The Macias family attends St. Sebastian Church in Santa Paula, where Manuel had been baptized and made his first Communion.

As the death toll mounted Sept. 12, some of the most heart-wrenching scenes were of the waiting endured by Magdaleno and Villalobos family members as they desperately sought news of what had happened to Aida and Maria Elena.
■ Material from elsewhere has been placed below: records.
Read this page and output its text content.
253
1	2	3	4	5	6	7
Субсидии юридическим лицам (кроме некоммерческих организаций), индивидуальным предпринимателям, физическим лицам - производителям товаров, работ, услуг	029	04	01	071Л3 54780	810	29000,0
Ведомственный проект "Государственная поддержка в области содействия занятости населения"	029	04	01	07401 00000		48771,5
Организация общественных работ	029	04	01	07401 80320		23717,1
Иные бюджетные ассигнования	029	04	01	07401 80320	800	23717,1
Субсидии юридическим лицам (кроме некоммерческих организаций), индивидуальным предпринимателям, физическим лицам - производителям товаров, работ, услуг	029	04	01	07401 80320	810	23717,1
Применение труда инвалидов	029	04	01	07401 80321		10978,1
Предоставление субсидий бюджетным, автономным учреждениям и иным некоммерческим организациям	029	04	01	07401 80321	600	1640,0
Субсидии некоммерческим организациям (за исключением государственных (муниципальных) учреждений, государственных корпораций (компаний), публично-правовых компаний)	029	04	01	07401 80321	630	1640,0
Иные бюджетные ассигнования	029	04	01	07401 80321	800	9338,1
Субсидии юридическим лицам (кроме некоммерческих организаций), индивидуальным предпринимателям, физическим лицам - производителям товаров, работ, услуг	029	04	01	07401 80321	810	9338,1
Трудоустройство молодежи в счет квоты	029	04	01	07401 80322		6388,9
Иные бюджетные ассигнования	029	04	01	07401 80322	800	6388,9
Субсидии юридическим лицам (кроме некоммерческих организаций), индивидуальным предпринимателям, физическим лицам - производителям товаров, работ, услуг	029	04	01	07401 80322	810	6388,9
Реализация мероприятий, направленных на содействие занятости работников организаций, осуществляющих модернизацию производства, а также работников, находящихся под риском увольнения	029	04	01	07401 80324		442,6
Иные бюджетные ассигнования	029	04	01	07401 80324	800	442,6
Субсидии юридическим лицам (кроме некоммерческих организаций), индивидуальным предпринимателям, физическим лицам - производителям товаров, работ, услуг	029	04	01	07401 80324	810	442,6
On Sept. 13, their worst fears were realized: Both had been confirmed dead.

Parishioners joined family members at the Magdaleno and Villalobos homes over the Sept. 13-14 weekend to offer comfort and prayers, said Monsignor Paul Albee, pastor of Holy Cross.

“I knew both young women, and their families are very active in the parish,” he told The Tidings, newspaper of the Los Angeles Archdiocese. “This has hit us all quite hard.”

“We prayed, we talked,” he noted. “These are wonderful people with great faith. … And our parishioners have been great about stepping up and wanting to help in any way they can.”

Manuel Macias had become a certified yoga teacher and worked with students at the Braille Institute in Los Angeles, as well as senior citizens in Santa Paula, said his aunt, Linda Dominguez.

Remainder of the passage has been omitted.